18
IT IS SUNDAY. He stands in the shower until the hot water fails him. He cannot shake the feeling that he is coated in slime. He goes to the sporting club and showers there; he takes a sauna and showers again. He returns to Spells and throws himself down on the floor, where he sleeps through the day and the night and awakens only at dawn when the sun tears into his eyes. It takes him a moment to realize it is Monday and that he must return to Drear to see a client.
The client asks him if he is unwell. “You are very perceptive,” he says, “I seem to be fighting the flu.” His tongue is swollen in his mouth or his teeth have grown uncannily large; it is very difficult for him to speak, his voice is not his own. His client says, you don’t sound like yourself, and peers at him from behind his thick glasses with misgiving. He asks his client: “Would you like to end the session—you won’t be charged—and come back next week? By then I should be over this.” The client, who suffers paranoia, is very relieved and takes him up on this offer. The client, when he sees his wife later in the day, will say: “He looked so strange! I’m not even sure it was him. And I didn’t like the way he smelled!” After a few hours reflection, he will decide to terminate his sessions.

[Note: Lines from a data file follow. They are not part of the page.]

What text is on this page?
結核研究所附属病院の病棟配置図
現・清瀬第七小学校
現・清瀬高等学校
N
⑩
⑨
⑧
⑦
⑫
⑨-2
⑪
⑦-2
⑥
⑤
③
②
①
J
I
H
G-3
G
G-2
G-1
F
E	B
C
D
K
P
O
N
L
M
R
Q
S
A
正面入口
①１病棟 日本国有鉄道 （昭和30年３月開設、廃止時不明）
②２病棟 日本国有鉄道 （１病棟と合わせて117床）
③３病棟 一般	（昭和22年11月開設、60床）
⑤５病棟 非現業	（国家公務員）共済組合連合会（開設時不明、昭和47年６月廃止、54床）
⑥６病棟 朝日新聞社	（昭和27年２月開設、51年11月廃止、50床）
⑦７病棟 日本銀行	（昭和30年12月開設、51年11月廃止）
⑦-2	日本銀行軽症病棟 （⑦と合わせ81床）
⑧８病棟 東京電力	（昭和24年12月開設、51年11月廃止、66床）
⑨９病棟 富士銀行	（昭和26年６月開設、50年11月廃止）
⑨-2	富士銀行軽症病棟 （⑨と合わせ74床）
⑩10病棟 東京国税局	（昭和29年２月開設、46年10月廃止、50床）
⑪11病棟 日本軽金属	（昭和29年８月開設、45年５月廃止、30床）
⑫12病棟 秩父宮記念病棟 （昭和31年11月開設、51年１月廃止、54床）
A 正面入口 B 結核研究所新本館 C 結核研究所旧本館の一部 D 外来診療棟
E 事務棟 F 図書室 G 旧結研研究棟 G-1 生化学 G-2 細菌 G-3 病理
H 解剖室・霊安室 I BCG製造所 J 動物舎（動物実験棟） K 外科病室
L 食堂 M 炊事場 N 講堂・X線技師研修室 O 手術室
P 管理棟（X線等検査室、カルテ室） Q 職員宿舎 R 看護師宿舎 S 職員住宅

That week he manages to see his clients on time, to get to both offices, Drear and the downtown Spells. He finds he has to remind himself, for some obscure reason, that he has two offices, has abandoned one; that Drear and Spells are offices, not “theaters.” Except when he sleeps and they are both theaters in Hell where people are pleading and sobbing and damning him.
One morning, after an infinite number of mornings, he calls all his remaining clients to tell them he is ill and must cancel all sessions for an undetermined period. This surprises no one, because by now he is swimming in his clothes. Yet they are all profoundly upset and ask him whom they can see instead. But he had long ago broken from the psychoanalytic community in town, and has no idea whatsoever.